A stronger U.S. dollar is creating a virtual "sale" on American vacations and purchases in places including Europe and Japan. But the discount will seem deeper for some than others, as the euro falls to its lowest level in nine and a half years.
"Americans traveling to Europe will feel like everything is on sale," said Morningstar economist Francisco Torralba. "But how deep the perceived sale is will depend on how long it was since the last time they were there."
For example, somebody who traveled to Europe last June will see that goods and services are 10 to 15 percent cheaper at most. But European retailers, especially those that cater mostly to tourists, may mark up their prices to account for the fact that the spending power of many visitors has increased, Torralba said. The 10-15 percent 'sale' is an upper bound: most visitors will likely see smaller price reductions.

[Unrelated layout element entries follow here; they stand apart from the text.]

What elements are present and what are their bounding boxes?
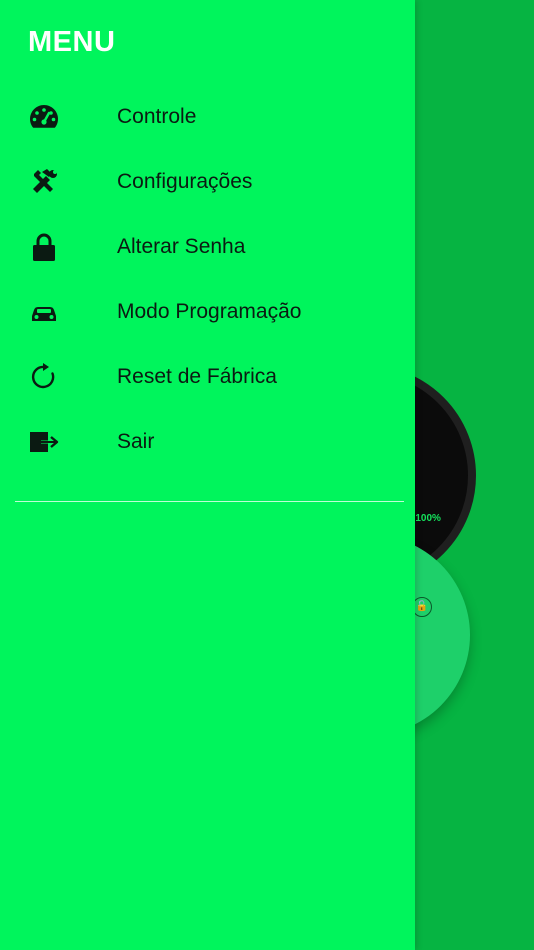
menu-item-label: Modo Programação [117,299,302,323]
lock-icon [28,231,60,263]
menu-item-label: Sair [117,429,155,453]
logout-icon [28,426,60,458]
menu-list: Controle Configurações Alterar Senha Mod… [0,84,415,474]
tools-icon [28,166,60,198]
speedometer-icon [28,101,60,133]
menu-item-controle[interactable]: Controle [0,84,415,149]
drawer-title: MENU [28,26,116,58]
car-icon [28,296,60,328]
gauge-percent-label: -100% [412,513,441,524]
menu-item-modo-programacao[interactable]: Modo Programação [0,279,415,344]
menu-divider [15,501,404,502]
unlock-icon: 🔓 [412,597,432,617]
menu-item-label: Controle [117,104,197,128]
menu-item-label: Alterar Senha [117,234,246,258]
navigation-drawer: MENU Controle Configurações Alterar Senh… [0,0,415,950]
menu-item-label: Reset de Fábrica [117,364,277,388]
menu-item-reset-de-fabrica[interactable]: Reset de Fábrica [0,344,415,409]
menu-item-label: Configurações [117,169,253,193]
refresh-icon [28,361,60,393]
menu-item-sair[interactable]: Sair [0,409,415,474]
menu-item-alterar-senha[interactable]: Alterar Senha [0,214,415,279]
menu-item-configuracoes[interactable]: Configurações [0,149,415,214]
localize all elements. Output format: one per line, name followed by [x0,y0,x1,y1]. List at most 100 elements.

American tourists are heading into the peak European spring season at the "perfect" time, said Josh Wyatt, chief strategic officer at upscale Generator Hostels.
"Finally Europe is on sale for Americans suffering from a previously weak dollar," he said.
Consumers won't immediately notice cheaper imported goods. The vast majority of the goods, by value, that the U.S. imports from Europe are industrial products: machinery, chemical products and related items.
"So U.S. consumers will not see much difference in the cost of their typical shopping basket," Torralba said.
Bankrate.com's chief financial analyst Greg McBride said the stronger dollar is noticeable in other countries, including Japan. Last year, the Japanese yen fell 12 percent against the dollar. The Russian ruble fell more than 40 percent against the dollar last year.
"Foreign economies are weak and central banks are planning to stimulate their economies, which tends to weaken their currency," McBride said.
So should Americans book that travel abroad right now?
"If you have been eyeing this trip and saving for it for a few years, the timing is great," McBride said. "But the movements in the currency don’t justify piling on debt for a vacation you can’t really afford."
Barry Bosworth of the Brookings Institution said the euro's exchange rate isn't in the range where it will have a big impact on U.S. trade.
"The change in Japan is much more dramatic, but for some reason it has not yet had a big trade effect," he said, adding that exchange rate changes have a lagging effect on trade and they are complicated by the fall in energy prices.